Here are two examples of how to focus on process in enterprise network security:

1. Watch for known vulnerabilities. Most successful network-security attacks target known vulnerabilities for which patches already exist. Why? Because network administrators either didn't install the patches, or because users reinstalled the vulnerable systems. It's easy to be smart about the former, but just as important to be vigilant about the latter. There are many ways to check for known vulnerabilities. Network vulnerability scanners like Netect and SATAN test for them. Phone scanners like PhoneSweep check for rogue modems inside your corporation. Other scanners look for Web site vulnerabilities. Use these sorts of products regularly, and pay attention to the results.

2. Continuously monitor your network products. Almost everything on your network produces a continuous stream of audit information: firewalls, intrusion detection systems, routers, servers, printers, etc. Most of it is irrelevant, but some of it contains footprints from successful attacks. Watching it all is vital for security, because an attack that bypassed one product might be picked up by another. For example, an attacker might exploit a flaw in a firewall and bypass an IDS, but his attempts to get root access on an internal server will appear in that server's audit logs. If you have a process in place to watch those logs, you'll catch the intrusion in progress.
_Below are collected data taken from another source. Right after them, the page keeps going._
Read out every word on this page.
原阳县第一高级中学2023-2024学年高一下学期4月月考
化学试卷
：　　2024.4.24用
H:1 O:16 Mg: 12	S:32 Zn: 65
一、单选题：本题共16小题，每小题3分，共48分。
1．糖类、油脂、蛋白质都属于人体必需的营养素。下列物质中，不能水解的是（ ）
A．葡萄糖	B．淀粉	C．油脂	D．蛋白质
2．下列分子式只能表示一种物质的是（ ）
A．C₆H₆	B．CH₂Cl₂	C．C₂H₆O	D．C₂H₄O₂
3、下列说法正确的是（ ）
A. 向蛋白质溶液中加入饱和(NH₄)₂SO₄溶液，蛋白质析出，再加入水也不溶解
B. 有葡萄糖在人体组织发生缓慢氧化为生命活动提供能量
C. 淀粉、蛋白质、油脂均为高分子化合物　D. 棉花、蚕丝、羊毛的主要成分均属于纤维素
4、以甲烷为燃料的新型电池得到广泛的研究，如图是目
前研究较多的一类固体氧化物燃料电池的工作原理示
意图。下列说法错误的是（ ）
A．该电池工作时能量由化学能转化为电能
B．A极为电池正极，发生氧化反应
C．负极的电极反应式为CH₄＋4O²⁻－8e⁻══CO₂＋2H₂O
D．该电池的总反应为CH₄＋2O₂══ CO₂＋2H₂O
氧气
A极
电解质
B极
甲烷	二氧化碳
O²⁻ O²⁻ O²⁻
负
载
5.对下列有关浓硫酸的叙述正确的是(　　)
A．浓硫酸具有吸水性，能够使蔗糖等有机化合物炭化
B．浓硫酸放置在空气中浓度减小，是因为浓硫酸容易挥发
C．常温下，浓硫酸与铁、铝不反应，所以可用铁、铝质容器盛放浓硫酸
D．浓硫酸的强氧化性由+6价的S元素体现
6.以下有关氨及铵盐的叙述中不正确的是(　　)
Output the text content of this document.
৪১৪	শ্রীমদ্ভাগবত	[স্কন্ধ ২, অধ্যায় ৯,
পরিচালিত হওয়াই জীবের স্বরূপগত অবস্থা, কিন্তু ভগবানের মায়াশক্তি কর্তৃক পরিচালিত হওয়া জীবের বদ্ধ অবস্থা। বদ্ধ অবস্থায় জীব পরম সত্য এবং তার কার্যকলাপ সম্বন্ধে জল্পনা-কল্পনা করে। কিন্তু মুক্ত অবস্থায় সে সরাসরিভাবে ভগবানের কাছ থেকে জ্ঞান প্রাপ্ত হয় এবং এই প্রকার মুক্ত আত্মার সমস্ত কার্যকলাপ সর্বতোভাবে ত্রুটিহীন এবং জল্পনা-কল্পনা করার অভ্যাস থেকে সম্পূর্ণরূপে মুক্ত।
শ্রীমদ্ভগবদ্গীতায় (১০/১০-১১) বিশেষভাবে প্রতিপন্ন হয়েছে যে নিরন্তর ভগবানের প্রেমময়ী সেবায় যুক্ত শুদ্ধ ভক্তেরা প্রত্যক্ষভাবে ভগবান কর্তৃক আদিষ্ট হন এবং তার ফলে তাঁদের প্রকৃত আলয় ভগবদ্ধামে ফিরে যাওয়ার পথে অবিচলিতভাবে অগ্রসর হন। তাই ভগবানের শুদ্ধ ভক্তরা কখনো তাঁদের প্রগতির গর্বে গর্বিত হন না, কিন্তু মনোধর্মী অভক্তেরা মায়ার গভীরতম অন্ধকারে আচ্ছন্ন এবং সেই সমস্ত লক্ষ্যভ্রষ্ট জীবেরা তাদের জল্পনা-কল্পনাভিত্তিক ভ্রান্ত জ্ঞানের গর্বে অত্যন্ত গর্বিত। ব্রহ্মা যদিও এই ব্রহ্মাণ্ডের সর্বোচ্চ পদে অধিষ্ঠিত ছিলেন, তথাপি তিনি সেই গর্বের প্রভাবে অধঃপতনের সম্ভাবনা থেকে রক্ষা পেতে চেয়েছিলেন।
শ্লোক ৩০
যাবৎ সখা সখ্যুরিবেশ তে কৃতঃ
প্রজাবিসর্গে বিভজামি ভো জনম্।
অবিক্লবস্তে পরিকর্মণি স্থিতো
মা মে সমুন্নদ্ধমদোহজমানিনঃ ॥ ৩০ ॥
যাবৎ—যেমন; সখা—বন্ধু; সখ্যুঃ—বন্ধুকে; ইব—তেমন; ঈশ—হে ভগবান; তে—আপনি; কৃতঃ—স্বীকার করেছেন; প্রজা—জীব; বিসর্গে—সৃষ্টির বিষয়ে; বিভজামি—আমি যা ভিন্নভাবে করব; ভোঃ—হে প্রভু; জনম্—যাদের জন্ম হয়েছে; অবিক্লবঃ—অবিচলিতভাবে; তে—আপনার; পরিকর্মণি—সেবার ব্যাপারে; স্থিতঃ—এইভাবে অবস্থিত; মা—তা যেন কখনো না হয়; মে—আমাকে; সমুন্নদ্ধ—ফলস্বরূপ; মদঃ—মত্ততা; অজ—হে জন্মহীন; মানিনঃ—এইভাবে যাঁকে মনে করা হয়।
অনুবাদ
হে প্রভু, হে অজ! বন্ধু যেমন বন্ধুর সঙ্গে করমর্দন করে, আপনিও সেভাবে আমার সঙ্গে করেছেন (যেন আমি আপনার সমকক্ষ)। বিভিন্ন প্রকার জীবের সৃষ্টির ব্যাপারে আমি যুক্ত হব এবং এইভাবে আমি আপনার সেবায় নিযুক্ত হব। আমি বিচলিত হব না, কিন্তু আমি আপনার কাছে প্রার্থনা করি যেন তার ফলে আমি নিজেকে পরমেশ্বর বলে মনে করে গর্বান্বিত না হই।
In this newsletter and elsewhere I have written pessimistically about the future of computer security. The future of computers is complexity, and complexity is anathema to security. The only reasonable thing to do is to reduce your risk as much as possible. We can't avoid threats, but we can reduce risk.

Nowhere else in society do we put so much faith in technology. No one has ever said, "This door lock is so effective that we don't need police protection, or breaking-and-entering laws." Products work to a certain extent, but you need processes in place to leverage their effectiveness.